Urodziny Elżbiety minęły świetnie. Promieniała na widok prezentu, dziękowała mi z dziesięć razy, choćby pytała, gdzie najlepiej postawić ekspres w kuchni. Rozstałyśmy się w ciepłej atmosferze i byłam pewna, iż wszystko jest w porządku. Nic nie zapowiadało burzy.

Dwa tygodnie później Grażyna znów do mnie zajrzała, ale jej mina była zatroskana.
— Danuta, powiedzieć ci czy nie… No, wiesz, twoja Elżbieta sprzedaje ten ekspres.

— Jak to sprzedaje? Przecież o nim marzyła! Gdzie?

— Na stronie z ogłoszeniami. Cena śmieszna, sama bym wzięła, gdybym nie wiedziała, iż to twój prezent.

Otworzyłyśmy laptopa i Grażyna pokazała mi ogłoszenie. To był on – mój ekspres, prawie nowy, wystawiony na sprzedaż! Krew uderzyła mi do głowy. Postanowiłam sprawdzić, co jeszcze wystawia Elżbieta i kliknęłam „pozostałe ogłoszenia tego sprzedającego”. Lepiej byłoby tego nie robić. Przewinęły mi przed oczami rzeczy, które podarowałam wnuczkom, synowi, choćby samej Elżbiecie: lalki, sukienki, choćby sweter wybrany specjalnie dla Jacka! Wszystko było tam, wystawione jak zbędny grat.

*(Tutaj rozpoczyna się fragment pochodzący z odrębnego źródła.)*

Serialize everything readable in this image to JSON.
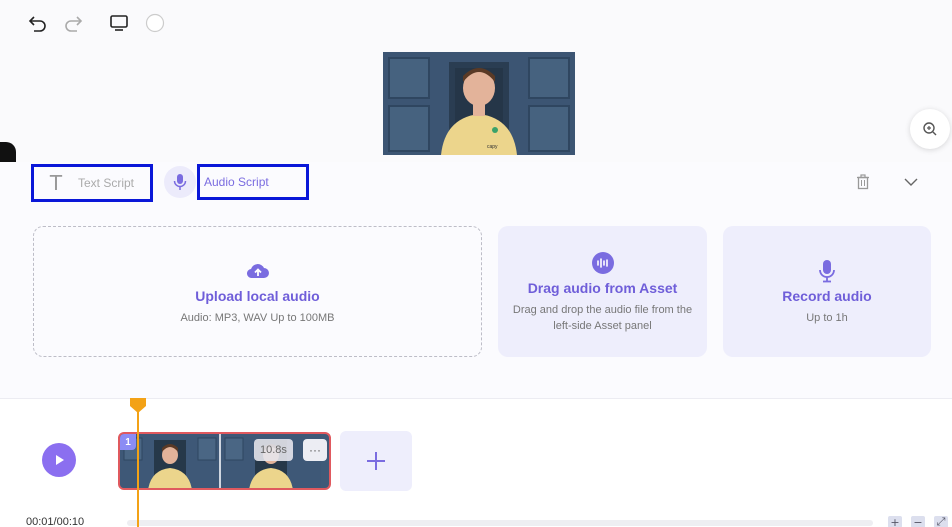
{
  "toolbar": {
    "undo_icon": "undo-icon",
    "redo_icon": "redo-icon",
    "monitor_icon": "monitor-icon",
    "color_icon": "color-circle-icon"
  },
  "script_tabs": {
    "text_script_label": "Text Script",
    "audio_script_label": "Audio Script",
    "highlight_color": "#0a17d8",
    "accent_color": "#6f5ed9"
  },
  "cards": {
    "upload": {
      "title": "Upload local audio",
      "desc": "Audio: MP3, WAV Up to 100MB"
    },
    "drag": {
      "title": "Drag audio from Asset",
      "desc": "Drag and drop the audio file from the left-side Asset panel"
    },
    "record": {
      "title": "Record audio",
      "desc": "Up to 1h"
    }
  },
  "timeline": {
    "clip_number": "1",
    "clip_duration": "10.8s",
    "clip_more": "···",
    "time": "00:01/00:10",
    "zoom_in": "+",
    "zoom_out": "−",
    "fit": "⤢",
    "playhead_color": "#f3a216",
    "clip_border_color": "#e0595e"
  }
}
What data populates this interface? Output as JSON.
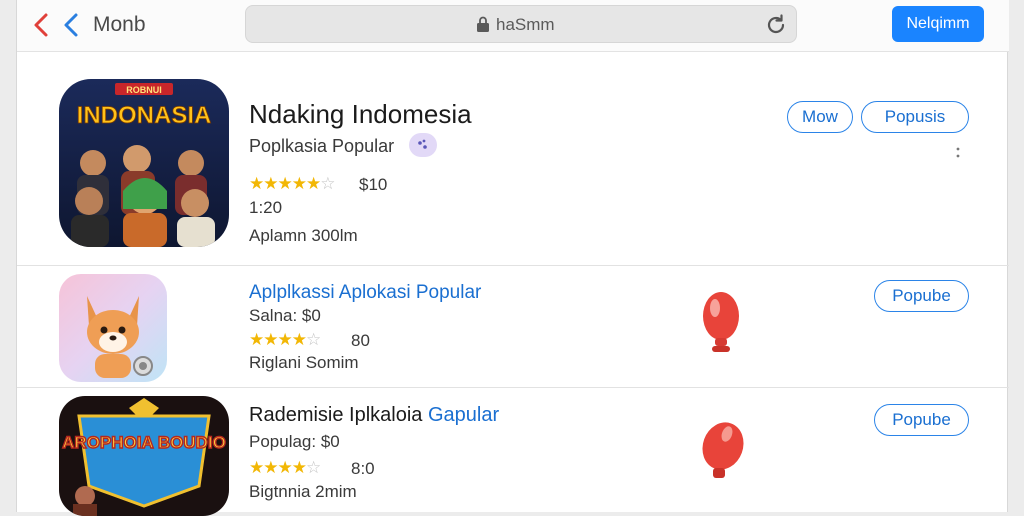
{
  "topbar": {
    "nav_title": "Monb",
    "url": "haSmm",
    "action_label": "Nelqimm",
    "icons": {
      "back": "chevron-left-icon",
      "forward": "chevron-right-icon",
      "lock": "lock-icon",
      "reload": "reload-icon"
    }
  },
  "featured": {
    "icon_text_small": "ROBNUI",
    "icon_text_big": "INDONASIA",
    "title": "Ndaking Indomesia",
    "subtitle": "Poplkasia Popular",
    "stars": "★★★★★",
    "rating": "$10",
    "meta1": "1:20",
    "meta2": "Aplamn 300lm",
    "pills": [
      "Mow",
      "Popusis"
    ]
  },
  "apps": [
    {
      "title": "Aplplkassi Aplokasi Popular",
      "price": "Salna: $0",
      "stars": "★★★★",
      "rating": "80",
      "meta": "Riglani Somim",
      "button": "Popube"
    },
    {
      "title": "Rademisie Iplkaloia",
      "title_accent": "Gapular",
      "icon_text": "AROPHOIA BOUDIO",
      "price": "Populag: $0",
      "stars": "★★★★",
      "rating": "8:0",
      "meta": "Bigtnnia 2mim",
      "button": "Popube"
    }
  ],
  "colors": {
    "accent": "#1a84ff",
    "link": "#1a6fd1",
    "star": "#f2b705",
    "balloon": "#e8443a"
  }
}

Grażyna, widząc, jak blednę, przeprosiła i wyszła. Ja, nie mogąc znieść tego dłużej, zadzwoniłam do Elżbiety.
— Elu, jak tam ekspres? Kawę już parzysz? Wpadnę kiedyś na filiżankę.

Zaczęła się tłumaczyć:
— No… wie pani…

— Wiem, kochanie, wiem! — przerwałam. — Po co tak tanio sprzedajesz? Postaw wyższą cenę! I te sukienki wnuczek, i zabawki – wszystko tam. Ja wam z serca daję, a ty to na stronę? Powiedz, iż potrzebujesz gotówki, to bym w kopercie przyniosła! Czy ciasteczka, które kupuję dziewczynkom, też wystawisz?

Elżbieta zrozumiała, iż zaprzeczanie nie ma sensu, i przeszła do ataku:
— Co w tym złego? To moje rzeczy i robię z nimi, co chcę!

Pokłóciłyśmy się jak nigdy. Potem zadzwoniłam do Jacka, licząc na wsparcie, ale okazało się, iż nie wiedział o „biznesie” żony. Ekspres, swoją drogą, wciąż stał u nich w kuchni – najwyraźniej dla pozorów. Najboleśniejsze było jednak to, iż syn nie stanął po mojej stronie. „Mamo, nie chcę się w to mieszać” – rzucił, a to zraniło mnie najbardziej.

To nie była zwykła sprzeczka. Postępowanie Elżbiety to czyste szalbierstwo. Moje prezenty, moja miłość do wnuczek – wszystko zostało wystawione na sprzedaż. Jak teraz mam ufać? Jak patrzeć w oczy komuś, kto tak po prostu zdeptał moje uczucia?